Genuine mystery surrounds the Irish Government's lengthy refusal to share Covid passenger data with Northern Ireland. The Government will not explain it and nobody else can see what the issue might be.
Health authorities in the North want access to the passenger locator forms filled in by people arriving in the Republic who are travelling on to Northern Ireland, so that self-isolation requirements can be followed up.
The first known case of Covid north of the Border arrived via Dublin Airport.
There is no legal obstacle to sharing the information. Arlene Foster, the DUP First Minister, says this was confirmed by the Republic's Attorney General at a meeting of the North-South Ministerial Council as far back as last July.
Michelle O’Neill, the Sinn Féin Deputy First Minister, told the Assembly this Monday some legal concerns had been raised but “we believe that those issues have been resolved”.
Nor should it be impractical to share the information. Forms with a northern destination address should not be hard to sort out from the pile.
Requests for action have been made “repeatedly” at monthly meetings of the North-South Ministerial Council and to the Taoiseach directly, according to O’Neill.
With no progress at the council, last summer the Northern Executive asked for the matter to be escalated to a summit of the UK and Irish governments. Again, nothing happened.
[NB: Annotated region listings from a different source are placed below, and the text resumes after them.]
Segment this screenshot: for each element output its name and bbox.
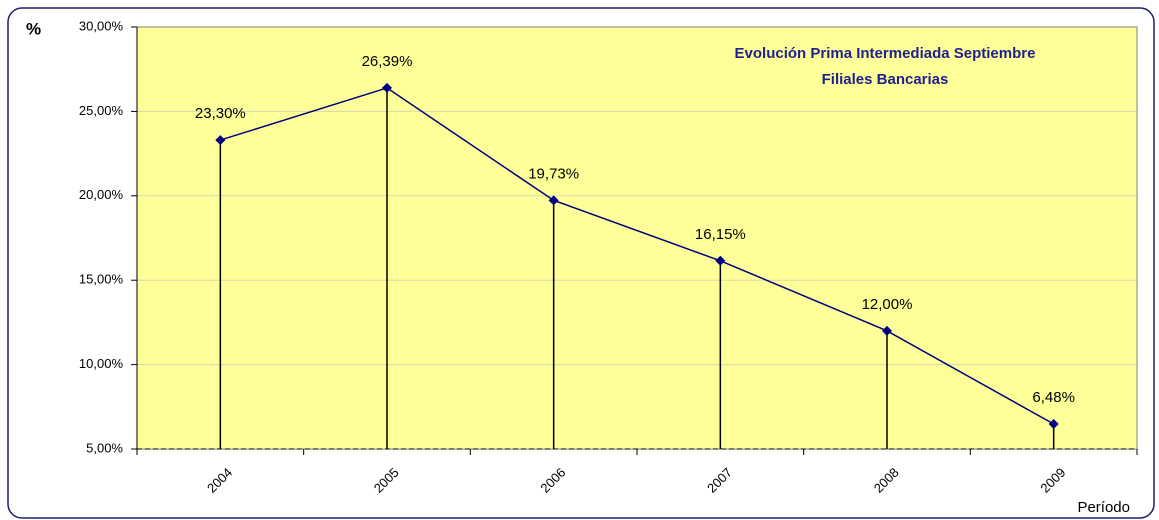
data-label: 12,00% — [862, 296, 913, 313]
data-point — [882, 325, 892, 336]
chart-title: Evolución Prima Intermediada Septiembre — [735, 45, 1036, 62]
data-point — [215, 135, 226, 146]
data-label: 16,15% — [695, 226, 746, 243]
data-label: 26,39% — [362, 53, 413, 70]
data-point — [1048, 419, 1059, 430]
y-tick-label: 20,00% — [79, 187, 124, 202]
data-line — [220, 87, 1055, 425]
y-tick-label: 25,00% — [79, 103, 124, 118]
x-axis-label: Período — [1077, 499, 1130, 516]
data-point — [382, 82, 392, 93]
data-label: 6,48% — [1032, 389, 1075, 406]
y-tick-label: 30,00% — [79, 18, 124, 33]
chart-title: Filiales Bancarias — [822, 71, 949, 88]
data-point — [715, 255, 726, 266]
y-axis-label: % — [26, 19, 41, 38]
y-tick-label: 10,00% — [79, 356, 124, 371]
data-label: 19,73% — [528, 165, 579, 182]
data-point — [548, 195, 559, 206]
y-tick-label: 15,00% — [79, 272, 124, 287]
plot-area — [136, 26, 1138, 450]
y-tick-label: 5,00% — [86, 440, 123, 455]
data-label: 23,30% — [195, 105, 246, 122]
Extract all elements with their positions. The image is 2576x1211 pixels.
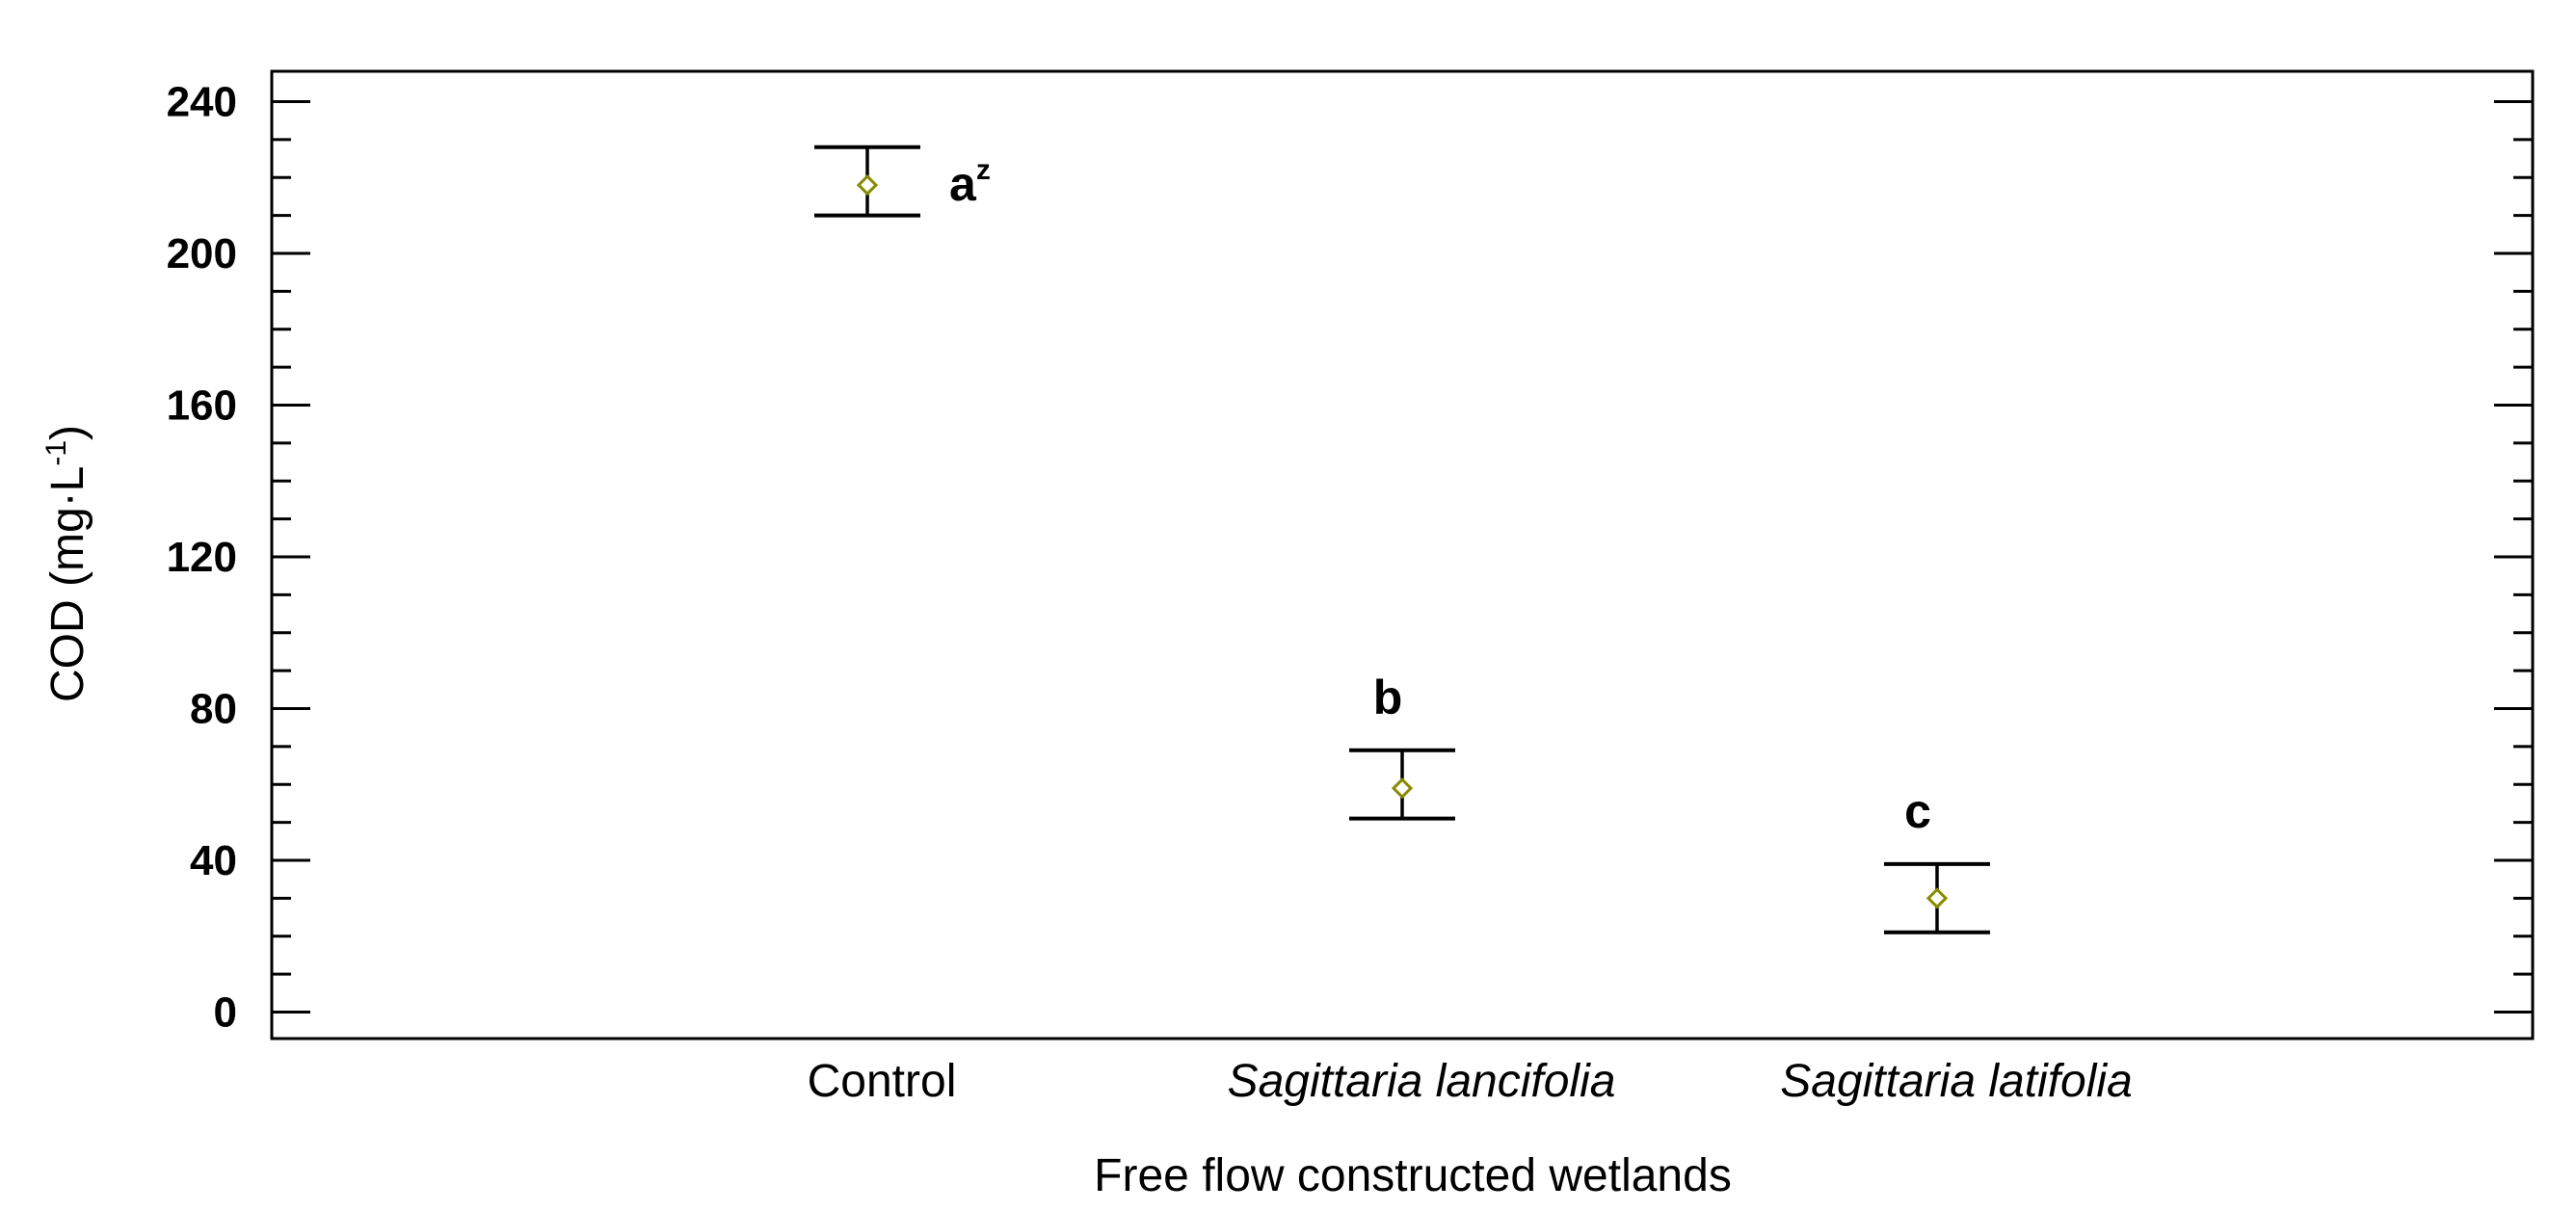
y-tick-label: 120 (167, 534, 237, 581)
mean-marker (1925, 887, 1949, 909)
significance-letter: c (1904, 784, 1931, 838)
tick-labels-layer: 0 40 80 120 160 200 240 (167, 78, 237, 1036)
y-tick-label: 200 (167, 230, 237, 277)
x-category-label: Sagittaria latifolia (1780, 1056, 2133, 1107)
y-axis-title-superscript: -1 (40, 440, 72, 466)
plot-frame (270, 69, 2535, 1040)
y-tick-label: 0 (214, 988, 237, 1036)
mean-marker (856, 173, 879, 197)
axes-layer (270, 69, 2535, 1040)
x-category-label: Control (808, 1056, 957, 1107)
significance-label: b (1373, 671, 1403, 724)
y-axis-title-close: ) (42, 425, 93, 440)
significance-letter: b (1373, 671, 1403, 724)
y-tick-label: 240 (167, 78, 237, 125)
mean-marker (1391, 777, 1414, 800)
significance-label: c (1904, 784, 1931, 838)
y-axis-title-main: COD (mg·L (42, 466, 93, 702)
significance-superscript: z (976, 154, 991, 186)
significance-letter: a (949, 157, 977, 211)
ticks-layer (272, 99, 2533, 1014)
y-axis-title: COD (mg·L-1) (40, 425, 93, 702)
x-axis-title: Free flow constructed wetlands (1094, 1150, 1732, 1201)
x-category-label: Sagittaria lancifolia (1228, 1056, 1616, 1107)
errorbars-layer (814, 145, 1990, 935)
significance-label: az (949, 154, 991, 211)
y-tick-label: 40 (190, 837, 237, 884)
category-labels-layer: Control Sagittaria lancifolia Sagittaria l… (808, 1056, 2133, 1107)
significance-labels-layer: az b c (949, 154, 1931, 838)
y-tick-label: 160 (167, 382, 237, 429)
y-tick-label: 80 (190, 685, 237, 732)
markers-layer (856, 173, 1949, 909)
Robin Swann, the UUP Minister for Health, has also had no luck raising the matter in person and in correspondence with Minister for Health Stephen Donnelly.
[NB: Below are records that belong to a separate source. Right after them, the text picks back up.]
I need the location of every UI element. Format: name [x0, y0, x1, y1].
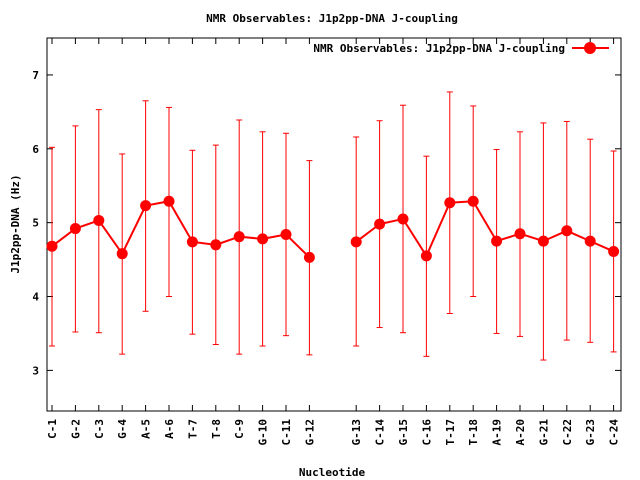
x-tick-label: A-5 — [140, 419, 153, 439]
x-tick-label: T-18 — [467, 419, 480, 446]
x-tick-label: C-14 — [374, 419, 387, 446]
x-tick-label: G-12 — [303, 419, 316, 446]
x-tick-label: G-4 — [116, 419, 129, 439]
data-point — [444, 197, 456, 209]
legend-label: NMR Observables: J1p2pp-DNA J-coupling — [313, 42, 565, 55]
data-point — [140, 200, 152, 212]
y-tick-label: 4 — [32, 291, 39, 304]
data-point — [163, 195, 175, 207]
x-axis-label: Nucleotide — [299, 466, 366, 479]
data-point — [397, 213, 409, 225]
x-tick-label: C-24 — [608, 419, 621, 446]
data-point — [280, 228, 292, 240]
x-tick-label: C-9 — [233, 419, 246, 439]
data-point — [257, 233, 269, 245]
series-line — [51, 200, 311, 259]
legend-marker — [584, 42, 596, 54]
series-line — [355, 200, 615, 259]
data-point — [69, 223, 81, 235]
x-tick-label: A-20 — [514, 419, 527, 446]
x-tick-label: G-23 — [584, 419, 597, 446]
series-line-group — [51, 200, 615, 259]
y-axis: 3 4 5 6 7 — [32, 69, 621, 377]
x-tick-label: C-11 — [280, 419, 293, 446]
data-point — [210, 239, 222, 251]
chart-title: NMR Observables: J1p2pp-DNA J-coupling — [206, 12, 458, 25]
x-tick-label: C-1 — [46, 419, 59, 439]
y-tick-label: 6 — [32, 143, 39, 156]
data-point — [93, 214, 105, 226]
y-tick-label: 3 — [32, 364, 39, 377]
data-point — [584, 235, 596, 247]
data-point — [537, 235, 549, 247]
x-tick-label: G-21 — [537, 419, 550, 446]
x-tick-label: T-8 — [210, 419, 223, 439]
x-axis: C-1 G-2 C-3 G-4 A-5 A-6 T-7 T-8 C-9 G-10 C-11 G-12 G… — [46, 38, 621, 446]
data-point — [467, 195, 479, 207]
x-tick-label: G-2 — [69, 419, 82, 439]
data-point — [233, 231, 245, 243]
data-point — [303, 251, 315, 263]
x-tick-label: C-3 — [93, 419, 106, 439]
data-point — [374, 218, 386, 230]
data-point — [186, 236, 198, 248]
data-point — [608, 245, 620, 257]
data-point — [514, 228, 526, 240]
x-tick-label: G-13 — [350, 419, 363, 446]
data-point — [350, 236, 362, 248]
data-point — [116, 248, 128, 260]
error-bars — [49, 91, 617, 361]
x-tick-label: C-22 — [561, 419, 574, 446]
data-points — [46, 195, 620, 263]
x-tick-label: G-10 — [257, 419, 270, 446]
x-tick-label: T-7 — [186, 419, 199, 439]
x-tick-label: A-6 — [163, 419, 176, 439]
legend: NMR Observables: J1p2pp-DNA J-coupling — [313, 42, 609, 55]
x-tick-label: G-15 — [397, 419, 410, 446]
data-point — [491, 235, 503, 247]
y-axis-label: J1p2pp-DNA (Hz) — [9, 174, 22, 273]
plot-area-frame — [46, 37, 622, 412]
x-tick-label: T-17 — [444, 419, 457, 446]
data-point — [46, 240, 58, 252]
x-tick-label: A-19 — [491, 419, 504, 446]
x-tick-label: C-16 — [420, 419, 433, 446]
data-point — [561, 225, 573, 237]
data-point — [420, 250, 432, 262]
y-tick-label: 7 — [32, 69, 39, 82]
y-tick-label: 5 — [32, 217, 39, 230]
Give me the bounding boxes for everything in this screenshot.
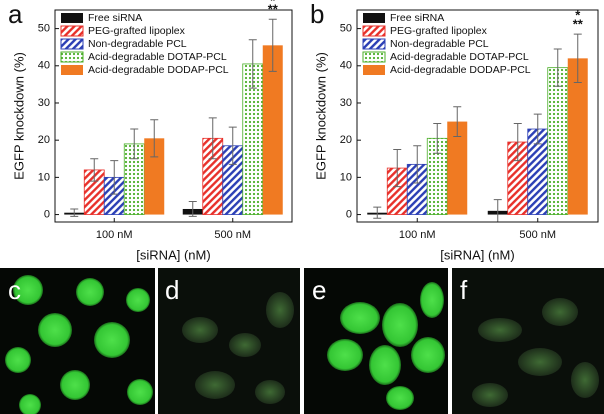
y-tick-label: 10 <box>38 171 50 183</box>
error-bar <box>268 18 277 72</box>
legend-swatch <box>61 65 83 75</box>
y-tick-label: 0 <box>346 208 352 220</box>
legend-label: Non-degradable PCL <box>390 38 489 50</box>
x-axis-label: [siRNA] (nM) <box>440 247 514 262</box>
image-e: e <box>304 268 448 414</box>
y-tick-label: 0 <box>44 208 50 220</box>
legend-label: PEG-grafted lipoplex <box>88 25 186 37</box>
error-bar <box>533 113 542 145</box>
x-tick-label: 100 nM <box>399 229 436 241</box>
panel-label: a <box>8 0 23 29</box>
error-bar <box>150 119 159 158</box>
y-tick-label: 50 <box>340 23 352 35</box>
legend-label: Acid-degradable DOTAP-PCL <box>390 51 529 63</box>
bar <box>144 138 165 215</box>
error-bar <box>90 158 99 182</box>
significance: ** <box>573 17 584 32</box>
legend-swatch <box>60 51 84 63</box>
y-tick-label: 20 <box>38 134 50 146</box>
error-bar <box>433 122 442 154</box>
y-tick-label: 20 <box>340 134 352 146</box>
legend-swatch <box>60 25 84 37</box>
error-bar <box>553 48 562 87</box>
legend-label: Acid-degradable DOTAP-PCL <box>88 51 227 63</box>
significance: ** <box>268 2 279 17</box>
bar <box>567 58 588 215</box>
bar <box>262 45 283 215</box>
y-tick-label: 40 <box>38 60 50 72</box>
legend-label: Non-degradable PCL <box>88 38 187 50</box>
x-tick-label: 500 nM <box>519 229 556 241</box>
legend-swatch <box>61 13 83 23</box>
y-axis-label: EGFP knockdown (%) <box>11 52 26 180</box>
error-bar <box>70 208 79 217</box>
bar <box>447 121 468 215</box>
panel-label: f <box>460 275 468 305</box>
legend-swatch <box>60 38 84 50</box>
panel-label: b <box>310 0 324 29</box>
error-bar <box>228 126 237 165</box>
error-bar <box>248 39 257 89</box>
panel-label: e <box>312 275 326 305</box>
error-bar <box>110 160 119 195</box>
x-tick-label: 100 nM <box>96 229 133 241</box>
image-f: f <box>452 268 604 414</box>
bar <box>547 67 569 215</box>
y-tick-label: 30 <box>38 97 50 109</box>
error-bar <box>188 201 197 217</box>
error-bar <box>453 106 462 137</box>
legend-label: Free siRNA <box>88 12 142 24</box>
legend-swatch <box>362 51 386 63</box>
error-bar <box>393 148 402 188</box>
x-tick-label: 500 nM <box>214 229 251 241</box>
legend-swatch <box>362 25 386 37</box>
error-bar <box>413 145 422 184</box>
plot-frame <box>356 9 599 223</box>
legend-swatch <box>362 38 386 50</box>
legend-label: Acid-degradable DODAP-PCL <box>88 64 229 76</box>
panel-label: d <box>165 275 179 305</box>
plot-frame <box>54 9 293 223</box>
error-bar <box>130 128 139 160</box>
error-bar <box>373 206 382 219</box>
error-bar <box>573 33 582 84</box>
legend-label: PEG-grafted lipoplex <box>390 25 488 37</box>
legend-swatch <box>363 13 385 23</box>
image-d: d <box>158 268 300 414</box>
error-bar <box>513 122 522 162</box>
x-axis-label: [siRNA] (nM) <box>136 247 210 262</box>
y-axis-label: EGFP knockdown (%) <box>313 52 328 180</box>
legend-swatch <box>363 65 385 75</box>
significance: * <box>270 0 276 8</box>
significance: * <box>575 8 581 23</box>
image-c: c <box>0 268 155 414</box>
legend-label: Acid-degradable DODAP-PCL <box>390 64 531 76</box>
legend-label: Free siRNA <box>390 12 444 24</box>
panel-label: c <box>8 275 21 305</box>
y-tick-label: 10 <box>340 171 352 183</box>
y-tick-label: 50 <box>38 23 50 35</box>
y-tick-label: 30 <box>340 97 352 109</box>
error-bar <box>208 117 217 160</box>
y-tick-label: 40 <box>340 60 352 72</box>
The open Border has been a useful excuse for the Irish Government not to introduce stricter controls
There is increasing urgency for a solution as Britain, Ireland and Northern Ireland introduce negative Covid test requirements for travellers, with varying sets of self-isolation periods that cannot be enforced without data-sharing.
Stormont is united in bemusement and frustration at the Republic’s stonewalling. Foster and O’Neill have begun complaining openly about it in joint press conferences, creating a novel political spectacle.
Throughout the epidemic, nationalists have accused unionists of obstructing North-South co-operation. Now the leaders of unionism and nationalism in the North are appearing together to plea for southern co-operation. Both are taking care to head off accusations of sly constitutional point-scoring, to which northern ears are perfectly attuned.
Foster has said nothing critical of the Republic, apart from regretting its failure to engage. O’Neill is calling for “a two islands approach”, in contrast to her party’s defining one-island approach. There has been no hostile speculation in public about southern motivations, while private speculation has been more perplexed than angry.
Not working
Suggestions I have heard range from the obvious: that the locator forms system is not working and the Irish Government does not want anyone to know about it; to the arcane: that perhaps it is something to do with public ownership of Dublin Airport.
This range of views reflects the fact that people at Stormont are truly baffled.
Whatever the obstruction, southern politicians rather than southern officials are seen to be the hold-up.
The open Border has been a useful excuse for the Irish Government not to introduce stricter controls at the Republic's ports and airports. However, senior Ministers only began citing this excuse from last October, when Tánaiste Leo Varadkar bounced his colleagues into it with comments during an RTÉ interview with Claire Byrne.
All this has occurred while the Irish Government has been promoting a general 'shared island' policy
Prior to that, Ministers had been consistent that travel restrictions were viewed as counterproductive under scientific and EU advice, regardless of the Border.
The refusal to share data predates this change in message, so any apparent convenience in blaming Northern Ireland looks more like a coincidence than a conspiracy. In any case, the excuse is about to evaporate as the North introduces stricter controls of its own.
All this has occurred while the Irish Government has been promoting a general “shared island” policy, full of fine words and intentions on North and South working together. This makes it as absurd as it is grotesque not to share readily available information on a matter of life and death.
Perhaps there is no great mystery involved. The Republic has never taken cross-Border co-operation on Covid seriously, failing to even notify Stormont as it has introduced and lifted lockdown measures, let alone working to co-ordinate them. Last May, the previous Irish government said the people of the Republic had to be informed of its decisions first. There is no sign this view has changed with a new administration.
Although it would be understandable for a sovereign state to set itself above Stormont’s glorified county council, the Irish Government proclaims to want a North-South partnership. The institutions of the Belfast Agreement bring in the UK government to address any imbalances in sovereign authority, as Sinn Féin’s O’Neill is plaintively pointing out.
It is impossible to avoid the conclusion that when meaningful decisions are required, the Republic’s political culture simply cannot countenance accommodating the North in any way that might oblige the South to suffer the slightest inconvenience.
Any ear can hear the constitutional implications of that.